Thanks for taking the time to create a well-structured issue. I understand now what is the problem; Keras for some reason does not allow loading model from json if the name of an object (e.g. layer) is unknown to it.

It is anyhow possible to find the best models from the experiment and "recover" the models. Because this is kind of a case that can come up for several reasons, I've added a utility for doing it in a straightforward manner. You can access it by upgrading to v0.6.4 with:

pip install git+https://github.com/autonomio/talos

It will work on experiment log from any previous Talos version as well. I've created a code-complete notebook that outlines the process you can follow to get to cross-validated results for n models, as well as the models themselves. It does involve re-training n models, which depending on your architecture and system configuration may take longer than merely evaluating best models from the scan_object would.

Related with the underlying problem you suffer from, I'm not sure why Keras is doing a string check, as the meaningful part of the model is stored in the weights and not in the json. Might be a good idea to post this issue separately to Keras in case someone there warms up to the idea of making this go away.

bjtho08 commented 4 years ago

Thank you for the comprehensive response. The new feature is definitely a nice addition but because of the size of my network architecture, it would take a few days to re-train n models. I see that the model_from_json() accepts a parameter custom_objects, a dict of 3rd party objects used in the model. Do you think it is possible for Talos to run a check for custom objects before calling model_from_json() and add the objects along with their names to a dict that can get passed along with the model_id?

mikkokotila commented 4 years ago

@bjtho08 definitely, that's a great idea :) I'll change the title of the issue to correspond this scope.

bjtho08 commented 4 years ago

Awesome! I'll be looking forward to seeing the development and maybe pitch in, if I manage to find the time between finishing my phd dissertation and getting my data out of my models ;)

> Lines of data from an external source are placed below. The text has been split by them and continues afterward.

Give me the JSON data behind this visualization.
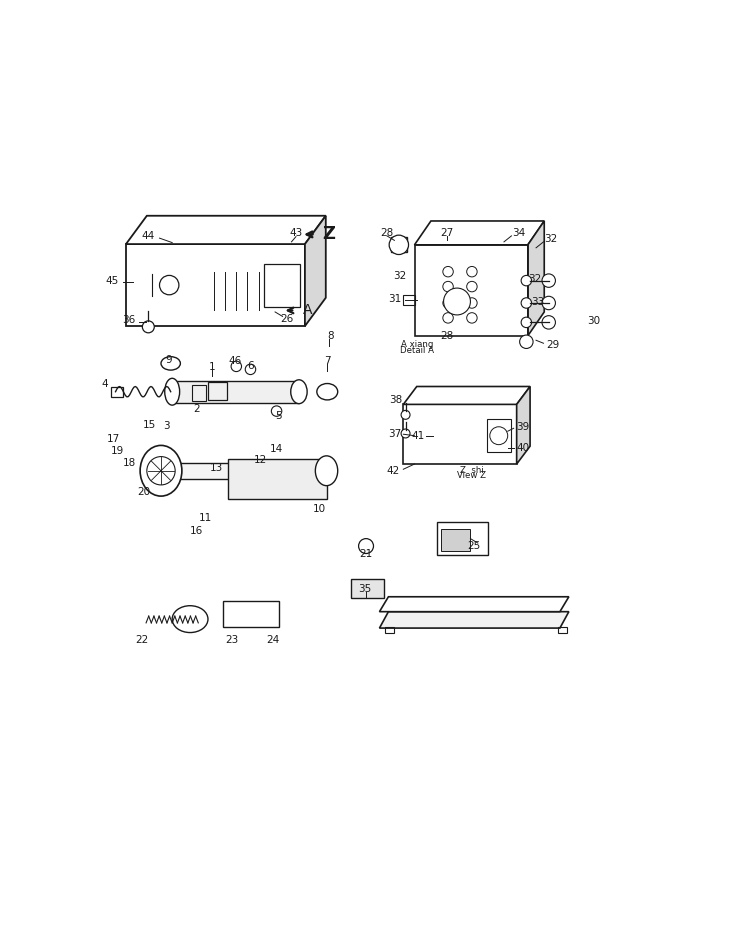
{
  "bg_color": "#ffffff",
  "line_color": "#1a1a1a",
  "fig_width": 7.47,
  "fig_height": 9.43,
  "dpi": 100,
  "detail_a_text1": "A xiang",
  "detail_a_text2": "Detail A",
  "view_z_text1": "Z shi",
  "view_z_text2": "View Z",
  "xlim": [
    0,
    1
  ],
  "ylim": [
    0,
    1
  ]
}
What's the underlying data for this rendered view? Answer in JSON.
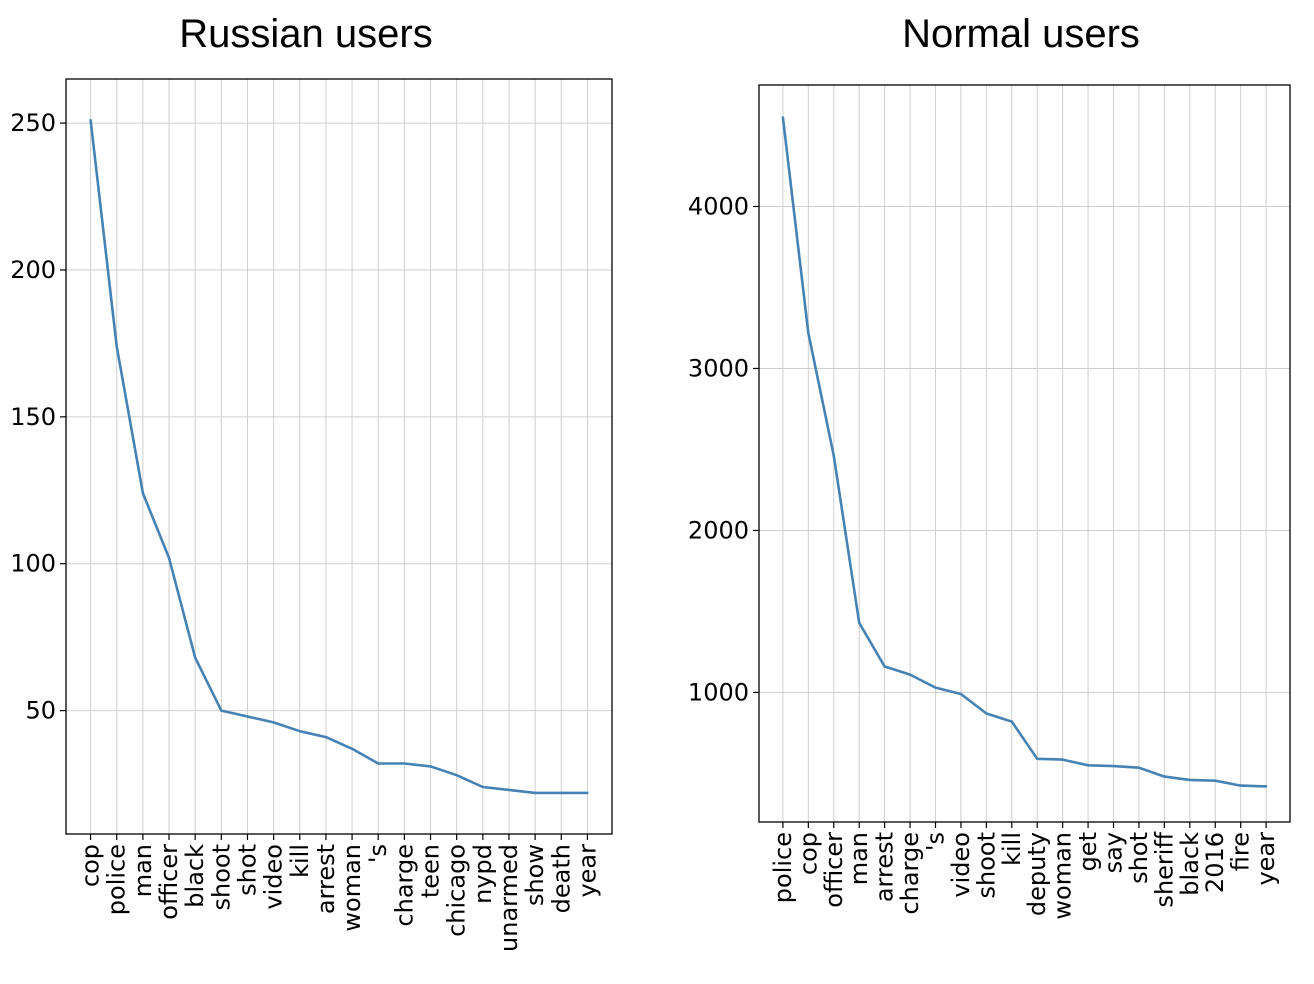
{
  "chart_data": [
    {
      "type": "line",
      "title": "Russian users",
      "xlabel": "",
      "ylabel": "",
      "categories": [
        "cop",
        "police",
        "man",
        "officer",
        "black",
        "shoot",
        "shot",
        "video",
        "kill",
        "arrest",
        "woman",
        "'s",
        "charge",
        "teen",
        "chicago",
        "nypd",
        "unarmed",
        "show",
        "death",
        "year"
      ],
      "values": [
        251,
        174,
        124,
        102,
        68,
        50,
        48,
        46,
        43,
        41,
        37,
        32,
        32,
        31,
        28,
        24,
        23,
        22,
        22,
        22
      ],
      "yticks": [
        50,
        100,
        150,
        200,
        250
      ],
      "ylim": [
        8,
        265
      ],
      "grid": true,
      "color": "#4682b4"
    },
    {
      "type": "line",
      "title": "Normal users",
      "xlabel": "",
      "ylabel": "",
      "categories": [
        "police",
        "cop",
        "officer",
        "man",
        "arrest",
        "charge",
        "'s",
        "video",
        "shoot",
        "kill",
        "deputy",
        "woman",
        "get",
        "say",
        "shot",
        "sheriff",
        "black",
        "2016",
        "fire",
        "year"
      ],
      "values": [
        4550,
        3220,
        2460,
        1430,
        1160,
        1110,
        1030,
        990,
        870,
        820,
        590,
        585,
        550,
        545,
        535,
        480,
        460,
        455,
        425,
        420
      ],
      "yticks": [
        1000,
        2000,
        3000,
        4000
      ],
      "ylim": [
        200,
        4750
      ],
      "grid": true,
      "color": "#4682b4"
    }
  ]
}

ruhollah2 commented 3 years ago

@bjtho08 , how did you end up solving this problem? I have exactly the same issue with scan_object.best_model() in talos as my model has custom layer.

What I tried: First, I Analyze the scan_object to find the round w/ best result using rounds2high. Say we store the best model number into model_no. Then I tried the following, but it failed:

ruh_best_model = talos.utils.best_model.activate_model({scan_object,{'myCsutomLayer': myCsutomLayer}} , model_no) due to sytaxterr:

SyntaxError: positional argument follows keyword argument

Python 3.7.6
talos.__version__
'1.0.0'
bjtho08 commented 3 years ago

What I tried: First, I Analyze the scan_object to find the round w/ best result using rounds2high. Say we store the best model number into model_no. Then I tried the following, but it failed:

ruh_best_model = talos.utils.best_model.activate_model({scan_object,{'myCsutomLayer': myCsutomLayer}} , model_no) due to sytaxterr:

You have quite a few erros in that single line of code. best_model() and activate_model() are two functions from the same module. That means you can't chain them together as you did here. That would only work if activate_model() was a method in a class instance named best_model. Second, activate_model() takes one positional argument. Now, I don't know how you get that specific syntax error, because you are supplying two arguments, where the first argument is a set containing a Scan object and a dict with a custom layer as the item and the second argument is the model number.

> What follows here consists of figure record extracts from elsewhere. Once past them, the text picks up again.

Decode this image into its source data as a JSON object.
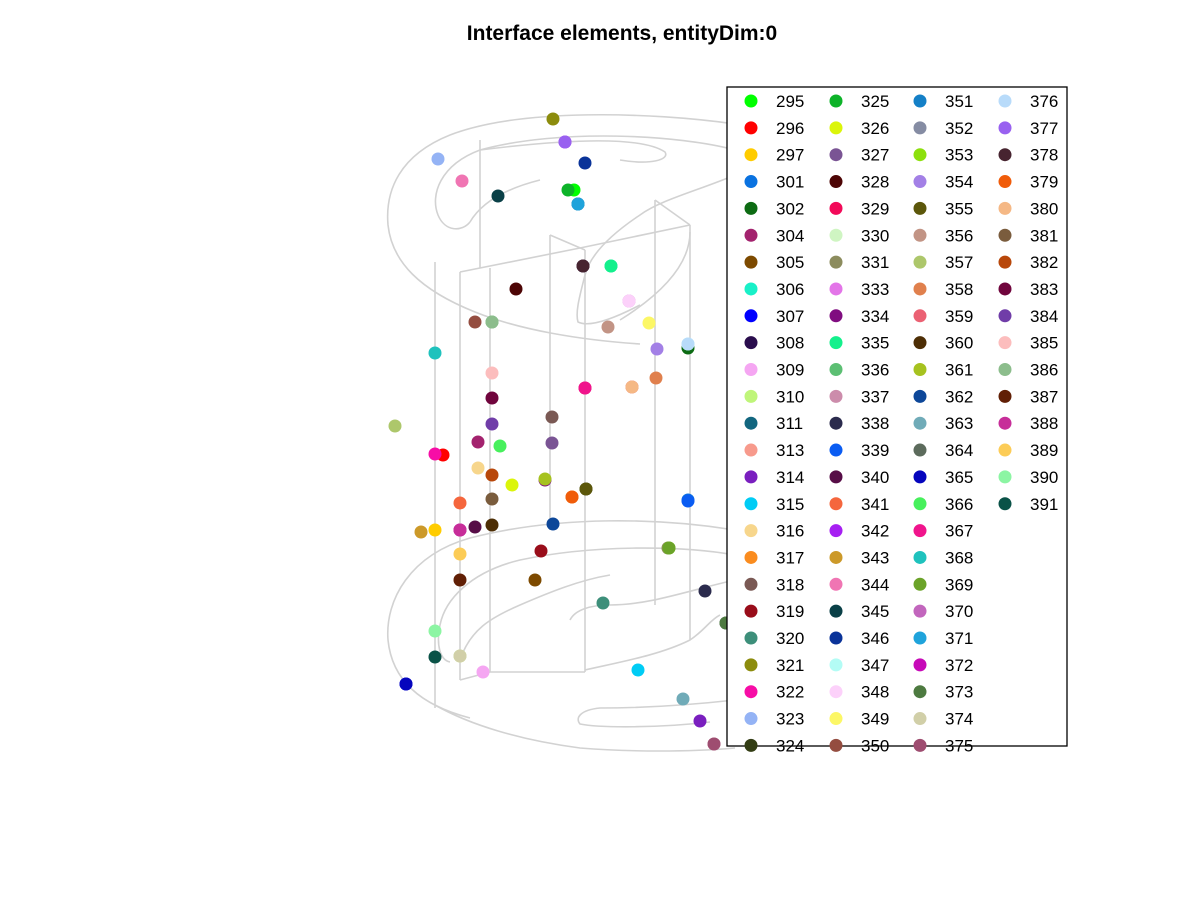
{
  "chart_data": {
    "type": "scatter",
    "title": "Interface elements, entityDim:0",
    "xlabel": "",
    "ylabel": "",
    "grid": false,
    "legend_placement": "top-right",
    "series": [
      {
        "name": "295",
        "color": "#00ff00",
        "marker": "circle"
      },
      {
        "name": "296",
        "color": "#ff0000",
        "marker": "circle"
      },
      {
        "name": "297",
        "color": "#ffcc00",
        "marker": "circle"
      },
      {
        "name": "301",
        "color": "#0a72e0",
        "marker": "circle"
      },
      {
        "name": "302",
        "color": "#0d6b13",
        "marker": "circle"
      },
      {
        "name": "304",
        "color": "#a3236e",
        "marker": "circle"
      },
      {
        "name": "305",
        "color": "#7d4a00",
        "marker": "circle"
      },
      {
        "name": "306",
        "color": "#19f0c8",
        "marker": "circle"
      },
      {
        "name": "307",
        "color": "#0000ff",
        "marker": "circle"
      },
      {
        "name": "308",
        "color": "#2a0d4d",
        "marker": "circle"
      },
      {
        "name": "309",
        "color": "#f5a6f2",
        "marker": "circle"
      },
      {
        "name": "310",
        "color": "#bff57a",
        "marker": "circle"
      },
      {
        "name": "311",
        "color": "#12667f",
        "marker": "circle"
      },
      {
        "name": "313",
        "color": "#f79a8c",
        "marker": "circle"
      },
      {
        "name": "314",
        "color": "#7a1fbf",
        "marker": "circle"
      },
      {
        "name": "315",
        "color": "#00ccf5",
        "marker": "circle"
      },
      {
        "name": "316",
        "color": "#f7d68c",
        "marker": "circle"
      },
      {
        "name": "317",
        "color": "#fa8c1f",
        "marker": "circle"
      },
      {
        "name": "318",
        "color": "#7a5954",
        "marker": "circle"
      },
      {
        "name": "319",
        "color": "#990d1a",
        "marker": "circle"
      },
      {
        "name": "320",
        "color": "#3d8f7a",
        "marker": "circle"
      },
      {
        "name": "321",
        "color": "#8c8c0d",
        "marker": "circle"
      },
      {
        "name": "322",
        "color": "#f70da6",
        "marker": "circle"
      },
      {
        "name": "323",
        "color": "#94b3f5",
        "marker": "circle"
      },
      {
        "name": "324",
        "color": "#333d14",
        "marker": "circle"
      },
      {
        "name": "325",
        "color": "#0db329",
        "marker": "circle"
      },
      {
        "name": "326",
        "color": "#dbf50a",
        "marker": "circle"
      },
      {
        "name": "327",
        "color": "#7a5494",
        "marker": "circle"
      },
      {
        "name": "328",
        "color": "#4d0505",
        "marker": "circle"
      },
      {
        "name": "329",
        "color": "#f20a59",
        "marker": "circle"
      },
      {
        "name": "330",
        "color": "#cff5c2",
        "marker": "circle"
      },
      {
        "name": "331",
        "color": "#8c8c5e",
        "marker": "circle"
      },
      {
        "name": "333",
        "color": "#e375e8",
        "marker": "circle"
      },
      {
        "name": "334",
        "color": "#800d80",
        "marker": "circle"
      },
      {
        "name": "335",
        "color": "#14f08c",
        "marker": "circle"
      },
      {
        "name": "336",
        "color": "#5cbf73",
        "marker": "circle"
      },
      {
        "name": "337",
        "color": "#cc8cab",
        "marker": "circle"
      },
      {
        "name": "338",
        "color": "#2b2b4d",
        "marker": "circle"
      },
      {
        "name": "339",
        "color": "#0a5cf2",
        "marker": "circle"
      },
      {
        "name": "340",
        "color": "#570d47",
        "marker": "circle"
      },
      {
        "name": "341",
        "color": "#f5663d",
        "marker": "circle"
      },
      {
        "name": "342",
        "color": "#a61ff2",
        "marker": "circle"
      },
      {
        "name": "343",
        "color": "#cc9929",
        "marker": "circle"
      },
      {
        "name": "344",
        "color": "#f075b3",
        "marker": "circle"
      },
      {
        "name": "345",
        "color": "#0a4047",
        "marker": "circle"
      },
      {
        "name": "346",
        "color": "#0a3399",
        "marker": "circle"
      },
      {
        "name": "347",
        "color": "#b3fcf5",
        "marker": "circle"
      },
      {
        "name": "348",
        "color": "#fcd1fa",
        "marker": "circle"
      },
      {
        "name": "349",
        "color": "#fcf766",
        "marker": "circle"
      },
      {
        "name": "350",
        "color": "#944d40",
        "marker": "circle"
      },
      {
        "name": "351",
        "color": "#1480c7",
        "marker": "circle"
      },
      {
        "name": "352",
        "color": "#858ca3",
        "marker": "circle"
      },
      {
        "name": "353",
        "color": "#8ce00d",
        "marker": "circle"
      },
      {
        "name": "354",
        "color": "#a380e6",
        "marker": "circle"
      },
      {
        "name": "355",
        "color": "#5c570a",
        "marker": "circle"
      },
      {
        "name": "356",
        "color": "#c29485",
        "marker": "circle"
      },
      {
        "name": "357",
        "color": "#adc76b",
        "marker": "circle"
      },
      {
        "name": "358",
        "color": "#e0804d",
        "marker": "circle"
      },
      {
        "name": "359",
        "color": "#eb6173",
        "marker": "circle"
      },
      {
        "name": "360",
        "color": "#4d2e05",
        "marker": "circle"
      },
      {
        "name": "361",
        "color": "#a6c21f",
        "marker": "circle"
      },
      {
        "name": "362",
        "color": "#0d4799",
        "marker": "circle"
      },
      {
        "name": "363",
        "color": "#70abb8",
        "marker": "circle"
      },
      {
        "name": "364",
        "color": "#5c6b5c",
        "marker": "circle"
      },
      {
        "name": "365",
        "color": "#0505bd",
        "marker": "circle"
      },
      {
        "name": "366",
        "color": "#47f05c",
        "marker": "circle"
      },
      {
        "name": "367",
        "color": "#f0148c",
        "marker": "circle"
      },
      {
        "name": "368",
        "color": "#1fc2bd",
        "marker": "circle"
      },
      {
        "name": "369",
        "color": "#6ba329",
        "marker": "circle"
      },
      {
        "name": "370",
        "color": "#c266bd",
        "marker": "circle"
      },
      {
        "name": "371",
        "color": "#1fa3db",
        "marker": "circle"
      },
      {
        "name": "372",
        "color": "#c70ab8",
        "marker": "circle"
      },
      {
        "name": "373",
        "color": "#4d7a40",
        "marker": "circle"
      },
      {
        "name": "374",
        "color": "#d1cfa8",
        "marker": "circle"
      },
      {
        "name": "375",
        "color": "#9e4d70",
        "marker": "circle"
      },
      {
        "name": "376",
        "color": "#b8dbfa",
        "marker": "circle"
      },
      {
        "name": "377",
        "color": "#9961f0",
        "marker": "circle"
      },
      {
        "name": "378",
        "color": "#472430",
        "marker": "circle"
      },
      {
        "name": "379",
        "color": "#f05c0a",
        "marker": "circle"
      },
      {
        "name": "380",
        "color": "#f5b885",
        "marker": "circle"
      },
      {
        "name": "381",
        "color": "#7a5c3d",
        "marker": "circle"
      },
      {
        "name": "382",
        "color": "#b8470a",
        "marker": "circle"
      },
      {
        "name": "383",
        "color": "#70053d",
        "marker": "circle"
      },
      {
        "name": "384",
        "color": "#703da8",
        "marker": "circle"
      },
      {
        "name": "385",
        "color": "#fcbdbd",
        "marker": "circle"
      },
      {
        "name": "386",
        "color": "#8cbd8c",
        "marker": "circle"
      },
      {
        "name": "387",
        "color": "#611f05",
        "marker": "circle"
      },
      {
        "name": "388",
        "color": "#c72e99",
        "marker": "circle"
      },
      {
        "name": "389",
        "color": "#fccc57",
        "marker": "circle"
      },
      {
        "name": "390",
        "color": "#8cf5a3",
        "marker": "circle"
      },
      {
        "name": "391",
        "color": "#0a5247",
        "marker": "circle"
      }
    ]
  }
}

Now, I don't have direct access to my own code atm, but if I remember correctly, what I did as a work-around for this particular issue was to simply use the underlying code for the various methods. So for instance, to get the best model and then re-load it, I used

from keras.models import model_from_json
from myswish import Swish

my_activations = {
    'Swish': Swish,
}

best = scan_object.data.sort_values('val_acc', ascending=False).iloc[0].name
model = model_from_json(self.saved_models[best], custom_objects=my_activations)

Then you just substitute whatever your dict of custom objects is named and change the sorting column if needed.